While there has been a publicity campaign to show that BT and BDUK are on target with the rollout, Heritage-Redpath says that “consumers continue to feel duped and disappointed that the reality doesn’t match up to their expectations. And for this, the Government needs to accept some responsibility.”
The article outlines five ‘truths’ about broadband that all buyers and consumers need to understand.
Truth #1 – The Internet isn’t magic that comes out of the air – it is a global network of computers largely connected together by cables. The quality, length and type of cabling used determines the speed at which data can be delivered.
Truth #2 – Geography has an impact – rural communities are more disparately located, making them a more complex prospect to any provider. The rollout of superfast capability will focus on locations with a higher population density so that the difference can be felt by the greatest number at the lowest cost.
Truth #3 – Distance also has an impact on superfast broadband – like its slower ADSL cousin, the infrastructure behind superfast “fibre” broadband is reliant on copper cabling to transmit data between the street cabinet and the connected premises. As outlined in Truth #1, the length of this cabling has an impact on the quality of the connection which means that it’s unlikely that the speeds experienced by those in rural locations will ever match those in urban communities.
Truth #4 – Broadband providers exist to make a profit – suppliers will always be more likely to enable areas that are more commercially viable. This viability is determined by a simple cost versus return calculation and where there is a higher population, the potential return will undoubtedly be greater. Add to this the increased cost for more complex installations and it’s clear that difficult to reach, sparsely populated areas will be less likely to be connected satisfactorily.

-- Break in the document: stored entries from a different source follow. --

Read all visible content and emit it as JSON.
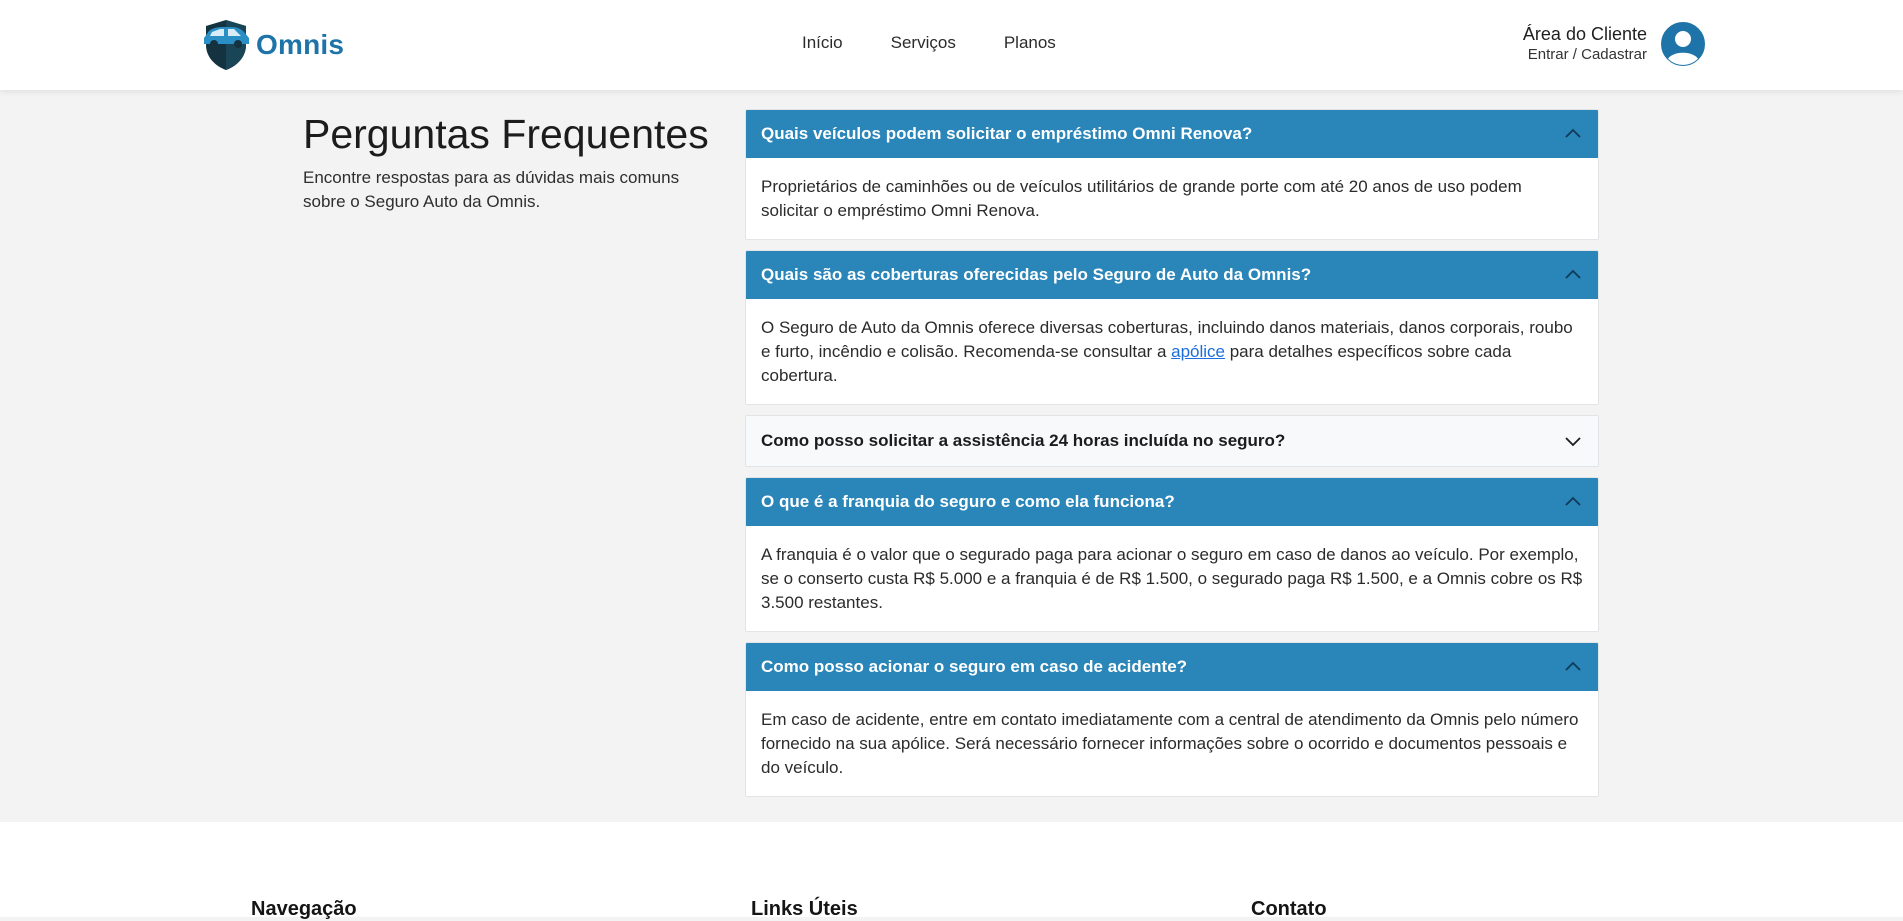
{
  "brand": {
    "name": "Omnis",
    "color": "#1e73a8"
  },
  "nav": {
    "items": [
      "Início",
      "Serviços",
      "Planos"
    ]
  },
  "client": {
    "title": "Área do Cliente",
    "subtitle": "Entrar / Cadastrar"
  },
  "intro": {
    "title": "Perguntas Frequentes",
    "description": "Encontre respostas para as dúvidas mais comuns sobre o Seguro Auto da Omnis."
  },
  "faq": [
    {
      "question": "Quais veículos podem solicitar o empréstimo Omni Renova?",
      "answer": "Proprietários de caminhões ou de veículos utilitários de grande porte com até 20 anos de uso podem solicitar o empréstimo Omni Renova.",
      "open": true
    },
    {
      "question": "Quais são as coberturas oferecidas pelo Seguro de Auto da Omnis?",
      "answer_before": "O Seguro de Auto da Omnis oferece diversas coberturas, incluindo danos materiais, danos corporais, roubo e furto, incêndio e colisão. Recomenda-se consultar a ",
      "answer_link": "apólice",
      "answer_after": " para detalhes específicos sobre cada cobertura.",
      "open": true
    },
    {
      "question": "Como posso solicitar a assistência 24 horas incluída no seguro?",
      "open": false
    },
    {
      "question": "O que é a franquia do seguro e como ela funciona?",
      "answer": "A franquia é o valor que o segurado paga para acionar o seguro em caso de danos ao veículo. Por exemplo, se o conserto custa R$ 5.000 e a franquia é de R$ 1.500, o segurado paga R$ 1.500, e a Omnis cobre os R$ 3.500 restantes.",
      "open": true
    },
    {
      "question": "Como posso acionar o seguro em caso de acidente?",
      "answer": "Em caso de acidente, entre em contato imediatamente com a central de atendimento da Omnis pelo número fornecido na sua apólice. Será necessário fornecer informações sobre o ocorrido e documentos pessoais e do veículo.",
      "open": true
    }
  ],
  "footer": {
    "columns": [
      "Navegação",
      "Links Úteis",
      "Contato"
    ]
  },
  "colors": {
    "accent": "#2a85b8",
    "background": "#f3f3f3",
    "link": "#1a6fdb"
  },
  "icons": {
    "open": "chevron-up-icon",
    "closed": "chevron-down-icon",
    "avatar": "user-avatar-icon",
    "logo": "shield-car-logo"
  }
}
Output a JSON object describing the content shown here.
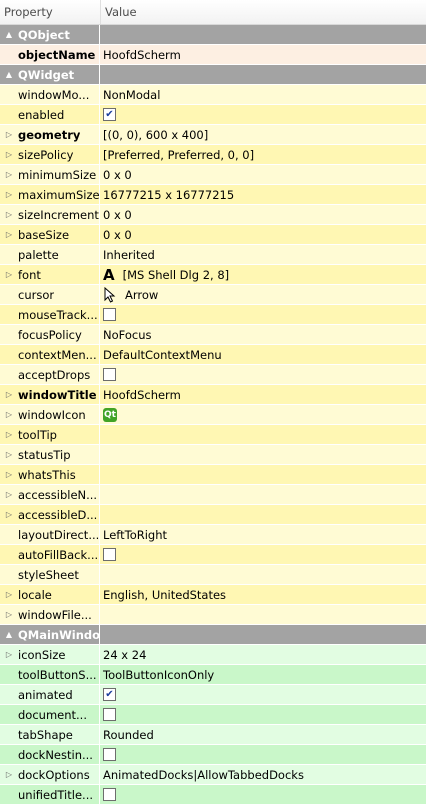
{
  "header": {
    "property": "Property",
    "value": "Value"
  },
  "groups": {
    "qobject": "QObject",
    "qwidget": "QWidget",
    "qmainwindow": "QMainWindow"
  },
  "qobject": {
    "objectName": {
      "name": "objectName",
      "value": "HoofdScherm"
    }
  },
  "qwidget": {
    "windowModality": {
      "name": "windowMo...",
      "value": "NonModal"
    },
    "enabled": {
      "name": "enabled",
      "checked": true
    },
    "geometry": {
      "name": "geometry",
      "value": "[(0, 0), 600 x 400]"
    },
    "sizePolicy": {
      "name": "sizePolicy",
      "value": "[Preferred, Preferred, 0, 0]"
    },
    "minimumSize": {
      "name": "minimumSize",
      "value": "0 x 0"
    },
    "maximumSize": {
      "name": "maximumSize",
      "value": "16777215 x 16777215"
    },
    "sizeIncrement": {
      "name": "sizeIncrement",
      "value": "0 x 0"
    },
    "baseSize": {
      "name": "baseSize",
      "value": "0 x 0"
    },
    "palette": {
      "name": "palette",
      "value": "Inherited"
    },
    "font": {
      "name": "font",
      "icon": "font-icon",
      "icon_glyph": "A",
      "value": "[MS Shell Dlg 2, 8]"
    },
    "cursor": {
      "name": "cursor",
      "icon": "arrow-cursor-icon",
      "value": "Arrow"
    },
    "mouseTracking": {
      "name": "mouseTrack...",
      "checked": false
    },
    "focusPolicy": {
      "name": "focusPolicy",
      "value": "NoFocus"
    },
    "contextMenuPolicy": {
      "name": "contextMen...",
      "value": "DefaultContextMenu"
    },
    "acceptDrops": {
      "name": "acceptDrops",
      "checked": false
    },
    "windowTitle": {
      "name": "windowTitle",
      "value": "HoofdScherm"
    },
    "windowIcon": {
      "name": "windowIcon",
      "icon": "qt-icon",
      "icon_glyph": "Qt"
    },
    "toolTip": {
      "name": "toolTip",
      "value": ""
    },
    "statusTip": {
      "name": "statusTip",
      "value": ""
    },
    "whatsThis": {
      "name": "whatsThis",
      "value": ""
    },
    "accessibleName": {
      "name": "accessibleN...",
      "value": ""
    },
    "accessibleDescription": {
      "name": "accessibleD...",
      "value": ""
    },
    "layoutDirection": {
      "name": "layoutDirect...",
      "value": "LeftToRight"
    },
    "autoFillBackground": {
      "name": "autoFillBack...",
      "checked": false
    },
    "styleSheet": {
      "name": "styleSheet",
      "value": ""
    },
    "locale": {
      "name": "locale",
      "value": "English, UnitedStates"
    },
    "windowFilePath": {
      "name": "windowFile...",
      "value": ""
    }
  },
  "qmainwindow": {
    "iconSize": {
      "name": "iconSize",
      "value": "24 x 24"
    },
    "toolButtonStyle": {
      "name": "toolButtonS...",
      "value": "ToolButtonIconOnly"
    },
    "animated": {
      "name": "animated",
      "checked": true
    },
    "documentMode": {
      "name": "document...",
      "checked": false
    },
    "tabShape": {
      "name": "tabShape",
      "value": "Rounded"
    },
    "dockNesting": {
      "name": "dockNestin...",
      "checked": false
    },
    "dockOptions": {
      "name": "dockOptions",
      "value": "AnimatedDocks|AllowTabbedDocks"
    },
    "unifiedTitle": {
      "name": "unifiedTitle...",
      "checked": false
    }
  },
  "colors": {
    "group_header": "#a3a3a3",
    "qobject_row": "#fdefe2",
    "qwidget_row_light": "#fffbd4",
    "qwidget_row_dark": "#fff7b3",
    "qmainwindow_row_light": "#e2fde2",
    "qmainwindow_row_dark": "#c9f7c9",
    "checkbox_check": "#1d3f9c"
  }
}
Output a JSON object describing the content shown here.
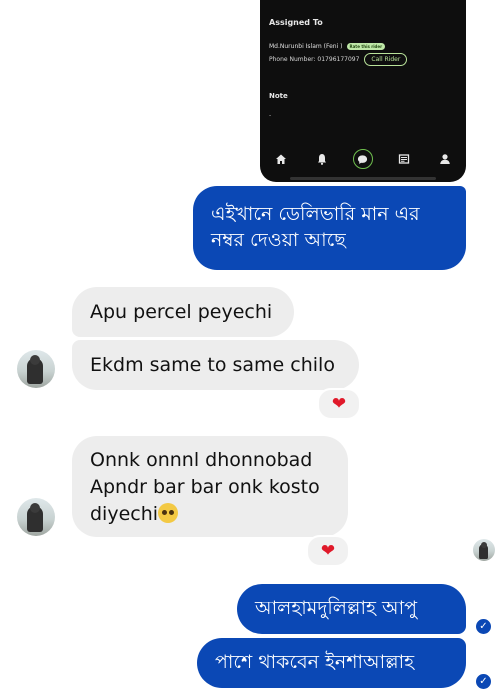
{
  "screenshot": {
    "assigned_to_label": "Assigned To",
    "rider_name": "Md.Nurunbi Islam (Feni )",
    "rate_rider_label": "Rate this rider",
    "phone_text": "Phone Number: 01796177097",
    "call_rider_label": "Call Rider",
    "note_label": "Note",
    "note_value": "-",
    "nav_icons": [
      "home-icon",
      "bell-icon",
      "chat-icon",
      "receipt-icon",
      "profile-icon"
    ]
  },
  "messages": [
    {
      "direction": "outgoing",
      "text": "এইখানে ডেলিভারি মান এর নম্বর দেওয়া আছে"
    },
    {
      "direction": "incoming",
      "text": "Apu percel peyechi"
    },
    {
      "direction": "incoming",
      "text": "Ekdm same to same chilo",
      "reaction": "❤"
    },
    {
      "direction": "incoming",
      "line1": "Onnk onnnl dhonnobad",
      "line2": "Apndr bar bar onk kosto",
      "line3": "diyechi",
      "reaction": "❤"
    },
    {
      "direction": "outgoing",
      "text": "আলহামদুলিল্লাহ আপু"
    },
    {
      "direction": "outgoing",
      "text": "পাশে থাকবেন ইনশাআল্লাহ"
    }
  ],
  "receipt_glyph": "✓",
  "colors": {
    "outgoing_bubble": "#0b48b5",
    "incoming_bubble": "#ededed",
    "reaction_heart": "#e0192a",
    "screenshot_bg": "#0e0e0e",
    "call_button": "#b9e39a"
  }
}
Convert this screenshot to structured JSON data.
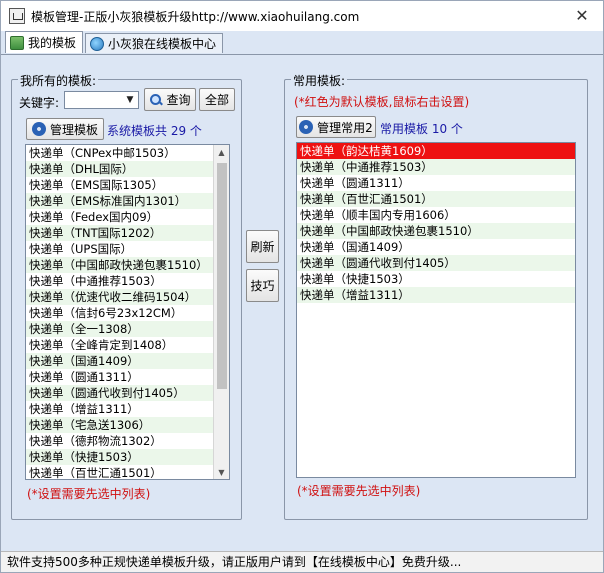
{
  "window": {
    "title": "模板管理-正版小灰狼模板升级http://www.xiaohuilang.com",
    "close": "✕"
  },
  "tabs": [
    {
      "label": "我的模板",
      "active": true
    },
    {
      "label": "小灰狼在线模板中心",
      "active": false
    }
  ],
  "left": {
    "group_title": "我所有的模板:",
    "keyword_label": "关键字:",
    "keyword_value": "",
    "query_button": "查询",
    "all_button": "全部",
    "manage_button": "管理模板",
    "count_text": "系统模板共 29 个",
    "items": [
      "快递单（CNPex中邮1503）",
      "快递单（DHL国际）",
      "快递单（EMS国际1305）",
      "快递单（EMS标准国内1301）",
      "快递单（Fedex国内09）",
      "快递单（TNT国际1202）",
      "快递单（UPS国际）",
      "快递单（中国邮政快递包裹1510）",
      "快递单（中通推荐1503）",
      "快递单（优速代收二维码1504）",
      "快递单（信封6号23x12CM）",
      "快递单（全一1308）",
      "快递单（全峰肯定到1408）",
      "快递单（国通1409）",
      "快递单（圆通1311）",
      "快递单（圆通代收到付1405）",
      "快递单（增益1311）",
      "快递单（宅急送1306）",
      "快递单（德邦物流1302）",
      "快递单（快捷1503）",
      "快递单（百世汇通1501）"
    ],
    "note": "(*设置需要先选中列表)"
  },
  "middle": {
    "refresh_button": "刷新",
    "tips_button": "技巧"
  },
  "right": {
    "group_title": "常用模板:",
    "hint": "(*红色为默认模板,鼠标右击设置)",
    "manage_button": "管理常用2",
    "count_text": "常用模板 10 个",
    "items": [
      "快递单（韵达桔黄1609）",
      "快递单（中通推荐1503）",
      "快递单（圆通1311）",
      "快递单（百世汇通1501）",
      "快递单（顺丰国内专用1606）",
      "快递单（中国邮政快递包裹1510）",
      "快递单（国通1409）",
      "快递单（圆通代收到付1405）",
      "快递单（快捷1503）",
      "快递单（增益1311）"
    ],
    "note": "(*设置需要先选中列表)"
  },
  "status": {
    "text": "软件支持500多种正规快递单模板升级，请正版用户请到【在线模板中心】免费升级..."
  },
  "colors": {
    "window_bg": "#dce6f4",
    "selected_row": "#ee1111",
    "alt_row": "#ebf7ea",
    "blue_text": "#1a1aa6",
    "red_text": "#d01010"
  }
}
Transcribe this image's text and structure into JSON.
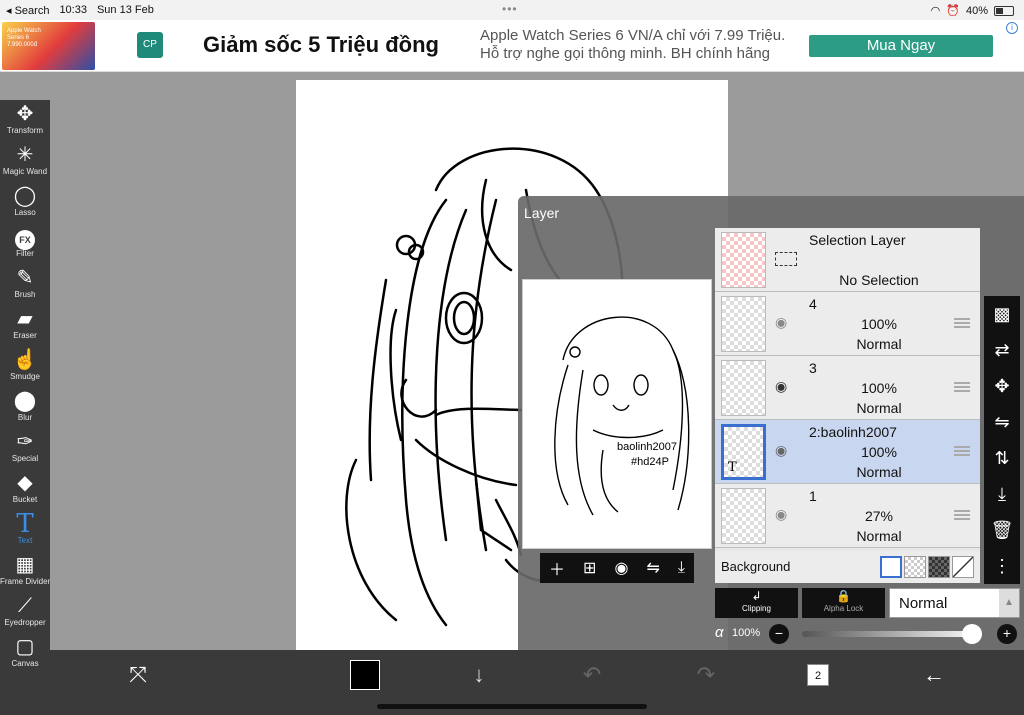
{
  "status": {
    "back_app": "Search",
    "time": "10:33",
    "date": "Sun 13 Feb",
    "dots": "•••",
    "battery": "40%"
  },
  "ad": {
    "thumb_text": "Apple Watch Series 6 7.990.000đ",
    "logo_text": "CP",
    "headline": "Giảm sốc 5 Triệu đồng",
    "line1": "Apple Watch Series 6 VN/A chỉ với 7.99 Triệu.",
    "line2": "Hỗ trợ nghe gọi thông minh. BH chính hãng",
    "cta": "Mua Ngay",
    "info": "i"
  },
  "tools": [
    {
      "name": "transform",
      "label": "Transform",
      "icon": "✥"
    },
    {
      "name": "magic-wand",
      "label": "Magic Wand",
      "icon": "✳"
    },
    {
      "name": "lasso",
      "label": "Lasso",
      "icon": "◯"
    },
    {
      "name": "filter",
      "label": "Filter",
      "icon": "FX"
    },
    {
      "name": "brush",
      "label": "Brush",
      "icon": "✎"
    },
    {
      "name": "eraser",
      "label": "Eraser",
      "icon": "▰"
    },
    {
      "name": "smudge",
      "label": "Smudge",
      "icon": "☝"
    },
    {
      "name": "blur",
      "label": "Blur",
      "icon": "💧"
    },
    {
      "name": "special",
      "label": "Special",
      "icon": "✑"
    },
    {
      "name": "bucket",
      "label": "Bucket",
      "icon": "◆"
    },
    {
      "name": "text",
      "label": "Text",
      "icon": "T"
    },
    {
      "name": "frame-divider",
      "label": "Frame Divider",
      "icon": "▦"
    },
    {
      "name": "eyedropper",
      "label": "Eyedropper",
      "icon": "⟋"
    },
    {
      "name": "canvas",
      "label": "Canvas",
      "icon": "▢"
    }
  ],
  "active_tool": "Text",
  "layer_panel": {
    "title": "Layer",
    "preview_text_1": "baolinh2007",
    "preview_text_2": "#hd24P",
    "selection_layer": {
      "name": "Selection Layer",
      "status": "No Selection"
    },
    "layers": [
      {
        "name": "4",
        "opacity": "100%",
        "blend": "Normal"
      },
      {
        "name": "3",
        "opacity": "100%",
        "blend": "Normal"
      },
      {
        "name": "2:baolinh2007",
        "opacity": "100%",
        "blend": "Normal",
        "selected": true
      },
      {
        "name": "1",
        "opacity": "27%",
        "blend": "Normal"
      }
    ],
    "background_label": "Background",
    "clipping_label": "Clipping",
    "alpha_lock_label": "Alpha Lock",
    "blend_mode": "Normal",
    "alpha_symbol": "α",
    "alpha_value": "100%",
    "alpha_fraction": 1.0
  },
  "bottom": {
    "layer_count": "2"
  }
}
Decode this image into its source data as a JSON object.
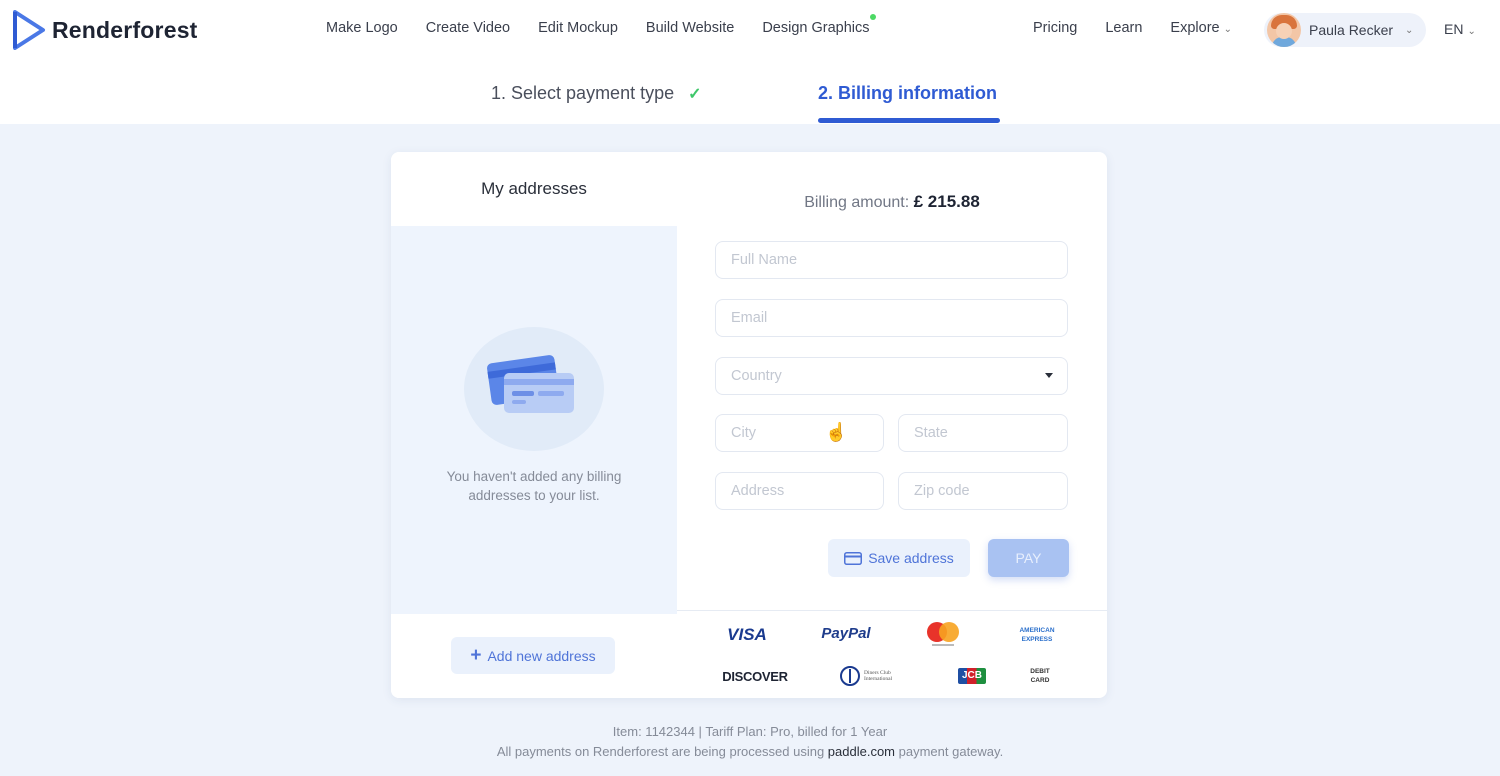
{
  "brand": {
    "name": "Renderforest",
    "accent": "#2f5bd3"
  },
  "nav": {
    "main": [
      "Make Logo",
      "Create Video",
      "Edit Mockup",
      "Build Website",
      "Design Graphics"
    ],
    "pricing": "Pricing",
    "learn": "Learn",
    "explore": "Explore",
    "user_name": "Paula Recker",
    "language": "EN"
  },
  "steps": {
    "step1": "1. Select payment type",
    "step2": "2. Billing information"
  },
  "addresses": {
    "title": "My addresses",
    "empty_line1": "You haven't added any billing",
    "empty_line2": "addresses to your list.",
    "add_button": "Add new address"
  },
  "billing": {
    "label": "Billing amount:",
    "amount": "£ 215.88"
  },
  "form": {
    "full_name": "Full Name",
    "email": "Email",
    "country": "Country",
    "city": "City",
    "state": "State",
    "address": "Address",
    "zip": "Zip code",
    "save_button": "Save address",
    "pay_button": "PAY"
  },
  "payment_logos": {
    "visa": "VISA",
    "paypal": "PayPal",
    "amex_line1": "AMERICAN",
    "amex_line2": "EXPRESS",
    "discover": "DISCOVER",
    "diners": "Diners Club International",
    "jcb": "JCB",
    "debit_line1": "DEBIT",
    "debit_line2": "CARD"
  },
  "footer": {
    "line1": "Item: 1142344 | Tariff Plan: Pro, billed for 1 Year",
    "line2_before": "All payments on Renderforest are being processed using",
    "gateway": "paddle.com",
    "line2_after": "payment gateway."
  }
}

Truth #5 – Openreach is a law unto itself – notwithstanding the ongoing conversations with Ofcom, Openreach has a virtual monopoly and as such there is little incentive for it to improve service levels as there is nowhere else for the customer to go.
The article concludes by asking readers to voice their opinions if they’re frustrated by the way in which the Superfast Broadband Programme is being delivered and whether consumers need to be better educated on the provisioning process.